The time-height section from the NAM shows a classic "cloud-storm" environment tomorrow over the Salt Lake Valley. Cloud storm is a phrase we jokingly call events with high clouds and virga, but little precipitation reaching the valley floor. There's copious moisture at mid levels, but dry environment down low. Deep moisture doesn't penetrate into the Salt Lake Valley until Friday night. More evidence of further delays in the storm really getting going over the Salt Lake Valley.
Add all this up — the delay in the arrival of the trough, the drying influence of the High Sierra, and the dry low levels over northern Utah — and you have a recipe for restless natives anxious for the arrival of a storm that has been promised for Thursday.
3. Many storm chasing options
We of course have a mobile radar, so we can put it wherever we want and don't have to necessarily wait in the Salt Lake Valley for weather. That being said, it takes time to move the DOW around and configure a reasonable scanning strategy to do real science. We have a number of possible targets through Friday afternoon, including the spillover of precipitation across the northern Wasatch Mountains and into the Ogden Valley, multi-ridge interactions between the Stansbury and Oquirrh Mountains or Oquirrh and Wasatch Mountains, a cold frontal passage presently forecast for Friday morning, and post-frontal convection in northwesterly flow in the wake of the cold front. It's going to be a busy time! We'll have an interesting planning session this afternoon and then will need to keep a close eye on things in the field to maximize our opportunities.
4. Mountain snow possibilities
The situation this week has been pretty grim for skiers. Not only has it been dry, but it has also been warm. I don't follow the snowmaking activities at the resorts, but I suspect they were limited at best. That situation will continue today and even tomorrow looks to be pretty warm. In addition, the early phases of the storm when it does arrive look quite warm. For example, the NAM forecast for 1200 UTC (5 AM MST) Friday morning has 700-mb temperatures of around -2ºC. That equates to a snow level around 7000 feet or so.
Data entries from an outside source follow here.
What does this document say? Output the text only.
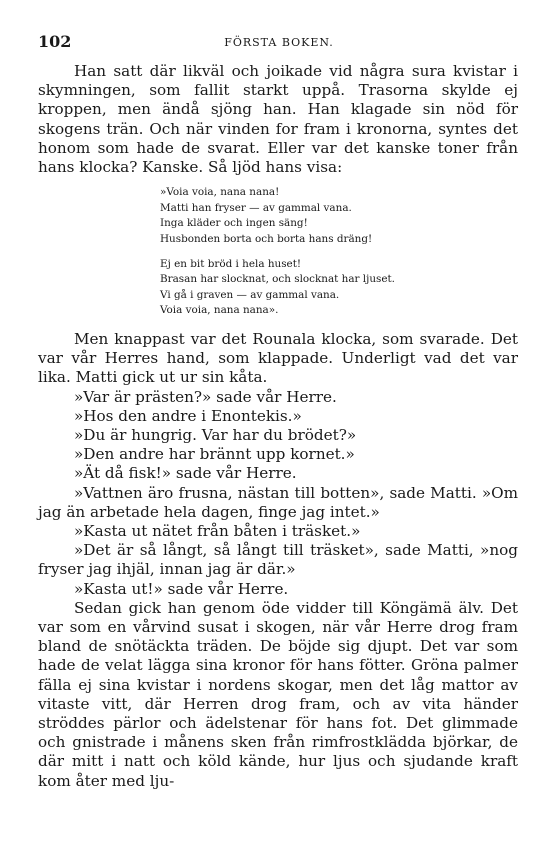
102	FÖRSTA BOKEN.

Han satt där likväl och joikade vid några sura kvistar i skymningen, som fallit starkt uppå. Trasorna skylde ej kroppen, men ändå sjöng han. Han klagade sin nöd för skogens trän. Och när vinden for fram i kronorna, syntes det honom som hade de svarat. Eller var det kanske toner från hans klocka? Kanske. Så ljöd hans visa:

»Voia voia, nana nana!
Matti han fryser — av gammal vana.
Inga kläder och ingen säng!
Husbonden borta och borta hans dräng!
Ej en bit bröd i hela huset!
Brasan har slocknat, och slocknat har ljuset.
Vi gå i graven — av gammal vana.
Voia voia, nana nana».

Men knappast var det Rounala klocka, som svarade. Det var vår Herres hand, som klappade. Underligt vad det var lika. Matti gick ut ur sin kåta.

»Var är prästen?» sade vår Herre.

»Hos den andre i Enontekis.»

»Du är hungrig. Var har du brödet?»

»Den andre har brännt upp kornet.»

»Ät då fisk!» sade vår Herre.

»Vattnen äro frusna, nästan till botten», sade Matti. »Om jag än arbetade hela dagen, finge jag intet.»

»Kasta ut nätet från båten i träsket.»

»Det är så långt, så långt till träsket», sade Matti, »nog fryser jag ihjäl, innan jag är där.»

»Kasta ut!» sade vår Herre.

Sedan gick han genom öde vidder till Köngämä älv. Det var som en vårvind susat i skogen, när vår Herre drog fram bland de snötäckta träden. De böjde sig djupt. Det var som hade de velat lägga sina kronor för hans fötter. Gröna palmer fälla ej sina kvistar i nordens skogar, men det låg mattor av vitaste vitt, där Herren drog fram, och av vita händer ströddes pärlor och ädelstenar för hans fot. Det glimmade och gnistrade i månens sken från rimfrostklädda björkar, de där mitt i natt och köld kände, hur ljus och sjudande kraft kom åter med lju-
Thus, while the upper elevations of Snowbasin are likely to get a pasting, the base may see rain for at least a portion of the storm. PCMR may also see rain at the base during the early stages.
However, the snow level will be lowering during the period, especially on Friday. Friday has some potential to be productive in the Cottonwoods due to cold, unstable, northwesterly flow. Overall, the NAM-12km is generating about an inch of water and 9 inches of snow at Alta Collins through late Friday. The numbers, however, vary widely across models and ensemble members. At this point, I'd lean toward 6-12 inches at upper elevations in Little Cottonwood, with the potential for more if the post-frontal environment is highly productive. Water totals in the northern Wasatch should be higher.
Snowmakers had better be ready to release the torrents Friday, Friday night, and Saturday morning. After that, ridging returns and more marginal snowmaking conditions return for a couple of days.
Addendum at 10:15 AM 15 November
The SREF plume diagram below was unavailable when I wrote this post, but I've added it here and it shows remarkable spread for the event at Alta Collins. Talk about forecaster heartburn! Hope for the high members to verify.